Kershaw’s honors don’t end with his humanitarian work. Because of his splendid performance as a pitcher, Kershaw was voted the National League Most Valuable Player in 2014; has won three National League Cy Young Awards as the best pitcher in 2011, 2013 and 2014; and won a 2011 Gold Glove Award for fielding excellence.

On June 18, 2014, he pitched a no-hitter against the Colorado Rockies, striking out a career-high 15 batters. Kershaw begins the 2016 season with a career earned run average (ERA) of 2.43, the lowest since 1920 of any MLB starting pitcher with at least 1,000 innings pitched.

HONOR FROM THE BEGINNING

Kershaw was the Dodgers’ first-round pick in the June 2006 MLB draft. Previously, USA Today selected him as the High School Baseball Player of the Year, and he was also honored as Gatorade National Player of the Year. In a high school playoff game, he struck out all 15 batters he faced in a five-inning game (shortened because of the mercy rule).

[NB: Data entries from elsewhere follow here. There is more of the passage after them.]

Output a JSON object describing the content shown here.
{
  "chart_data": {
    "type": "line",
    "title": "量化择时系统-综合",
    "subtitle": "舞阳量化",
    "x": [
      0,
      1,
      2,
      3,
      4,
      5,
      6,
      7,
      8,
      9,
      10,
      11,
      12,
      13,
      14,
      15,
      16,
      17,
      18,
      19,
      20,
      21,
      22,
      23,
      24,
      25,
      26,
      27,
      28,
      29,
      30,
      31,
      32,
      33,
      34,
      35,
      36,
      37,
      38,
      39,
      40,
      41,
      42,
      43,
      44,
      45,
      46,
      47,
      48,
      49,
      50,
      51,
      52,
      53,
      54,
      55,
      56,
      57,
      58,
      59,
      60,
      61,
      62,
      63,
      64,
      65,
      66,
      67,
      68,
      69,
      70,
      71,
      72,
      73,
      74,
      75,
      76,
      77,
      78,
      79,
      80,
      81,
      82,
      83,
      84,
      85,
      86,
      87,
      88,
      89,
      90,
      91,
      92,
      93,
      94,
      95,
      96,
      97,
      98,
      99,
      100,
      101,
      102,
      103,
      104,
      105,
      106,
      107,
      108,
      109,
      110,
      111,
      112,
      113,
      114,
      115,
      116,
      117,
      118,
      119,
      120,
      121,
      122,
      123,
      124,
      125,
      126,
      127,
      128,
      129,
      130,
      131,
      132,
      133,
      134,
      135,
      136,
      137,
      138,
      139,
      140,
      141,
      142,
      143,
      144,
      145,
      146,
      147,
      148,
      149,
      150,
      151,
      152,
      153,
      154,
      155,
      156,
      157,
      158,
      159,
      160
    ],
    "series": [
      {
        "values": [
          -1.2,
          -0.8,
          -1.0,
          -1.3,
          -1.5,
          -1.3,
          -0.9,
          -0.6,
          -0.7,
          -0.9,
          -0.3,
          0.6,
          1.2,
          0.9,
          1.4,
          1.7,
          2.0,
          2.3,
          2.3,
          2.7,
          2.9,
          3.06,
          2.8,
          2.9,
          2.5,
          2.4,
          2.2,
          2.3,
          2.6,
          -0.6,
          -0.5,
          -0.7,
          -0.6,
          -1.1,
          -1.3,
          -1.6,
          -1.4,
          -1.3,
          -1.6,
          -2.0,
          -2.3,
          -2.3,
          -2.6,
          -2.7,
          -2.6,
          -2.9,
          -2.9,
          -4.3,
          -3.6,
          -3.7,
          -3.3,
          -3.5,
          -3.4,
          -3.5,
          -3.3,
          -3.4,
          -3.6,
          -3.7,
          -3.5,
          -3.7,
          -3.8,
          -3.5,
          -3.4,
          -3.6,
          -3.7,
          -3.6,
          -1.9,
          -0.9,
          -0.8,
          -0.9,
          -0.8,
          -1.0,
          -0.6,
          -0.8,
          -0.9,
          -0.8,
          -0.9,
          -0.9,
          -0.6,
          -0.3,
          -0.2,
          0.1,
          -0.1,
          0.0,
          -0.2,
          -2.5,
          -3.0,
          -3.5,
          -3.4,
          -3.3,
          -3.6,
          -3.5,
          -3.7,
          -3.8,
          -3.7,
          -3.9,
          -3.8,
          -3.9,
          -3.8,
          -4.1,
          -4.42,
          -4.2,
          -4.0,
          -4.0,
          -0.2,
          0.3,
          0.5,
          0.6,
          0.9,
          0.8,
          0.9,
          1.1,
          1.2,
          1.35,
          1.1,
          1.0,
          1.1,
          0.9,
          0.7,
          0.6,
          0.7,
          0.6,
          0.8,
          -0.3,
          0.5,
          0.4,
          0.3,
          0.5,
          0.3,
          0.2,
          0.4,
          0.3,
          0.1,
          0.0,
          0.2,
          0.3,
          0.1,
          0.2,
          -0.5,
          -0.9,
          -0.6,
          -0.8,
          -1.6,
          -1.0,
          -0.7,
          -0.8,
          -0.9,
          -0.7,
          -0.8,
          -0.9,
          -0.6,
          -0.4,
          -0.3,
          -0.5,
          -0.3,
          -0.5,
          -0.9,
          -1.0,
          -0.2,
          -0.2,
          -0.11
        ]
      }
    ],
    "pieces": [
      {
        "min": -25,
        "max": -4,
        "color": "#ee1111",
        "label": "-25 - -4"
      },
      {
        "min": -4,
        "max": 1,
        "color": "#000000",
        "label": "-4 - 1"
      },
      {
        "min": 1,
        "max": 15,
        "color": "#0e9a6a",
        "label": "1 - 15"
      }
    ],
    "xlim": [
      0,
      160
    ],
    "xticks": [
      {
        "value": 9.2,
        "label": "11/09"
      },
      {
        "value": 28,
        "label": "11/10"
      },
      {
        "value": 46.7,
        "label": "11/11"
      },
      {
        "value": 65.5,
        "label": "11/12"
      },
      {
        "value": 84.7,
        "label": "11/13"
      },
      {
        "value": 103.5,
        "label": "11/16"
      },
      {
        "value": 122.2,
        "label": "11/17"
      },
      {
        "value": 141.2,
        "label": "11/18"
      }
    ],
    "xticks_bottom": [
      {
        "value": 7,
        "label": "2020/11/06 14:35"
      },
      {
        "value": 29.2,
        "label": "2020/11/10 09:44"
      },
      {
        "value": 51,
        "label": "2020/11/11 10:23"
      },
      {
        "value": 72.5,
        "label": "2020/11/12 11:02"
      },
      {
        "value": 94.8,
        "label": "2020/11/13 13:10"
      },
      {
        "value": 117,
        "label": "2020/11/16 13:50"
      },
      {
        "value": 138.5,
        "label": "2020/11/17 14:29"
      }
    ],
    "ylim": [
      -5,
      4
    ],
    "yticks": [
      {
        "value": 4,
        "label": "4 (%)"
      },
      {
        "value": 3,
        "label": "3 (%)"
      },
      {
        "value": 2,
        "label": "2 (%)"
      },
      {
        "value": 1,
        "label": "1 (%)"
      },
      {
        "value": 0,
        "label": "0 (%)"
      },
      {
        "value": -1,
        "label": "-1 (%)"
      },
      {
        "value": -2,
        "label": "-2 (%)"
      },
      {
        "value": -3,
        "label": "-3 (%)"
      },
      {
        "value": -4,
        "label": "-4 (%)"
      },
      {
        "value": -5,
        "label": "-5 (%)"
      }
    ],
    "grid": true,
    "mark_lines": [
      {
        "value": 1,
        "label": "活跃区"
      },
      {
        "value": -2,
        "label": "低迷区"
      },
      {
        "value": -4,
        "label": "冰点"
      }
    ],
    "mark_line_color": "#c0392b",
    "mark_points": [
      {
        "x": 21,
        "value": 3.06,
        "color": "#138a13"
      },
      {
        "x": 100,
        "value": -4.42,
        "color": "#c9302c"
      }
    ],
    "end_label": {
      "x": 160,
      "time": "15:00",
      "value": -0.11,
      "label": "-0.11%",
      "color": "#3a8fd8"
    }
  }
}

Video of Kershaw’s perfect game in high school:

After the Dodgers signed him, he worked his way through the minor leagues in one full season and reached the majors at age 20, the youngest player in MLB at that time.

From Little League on, Kershaw knew he loved playing baseball.

“Baseball always was fun,” he says. “I was playing with my friends and having a great time. In Little League I had some ability to throw a baseball, and as I started growing, I started throwing harder and harder. I realized that baseball was going to be at the forefront of what I was trying to do in my life.”

Kershaw’s baseball success opened up another world to the star athlete: helping others. It’s this work that makes him a true champion.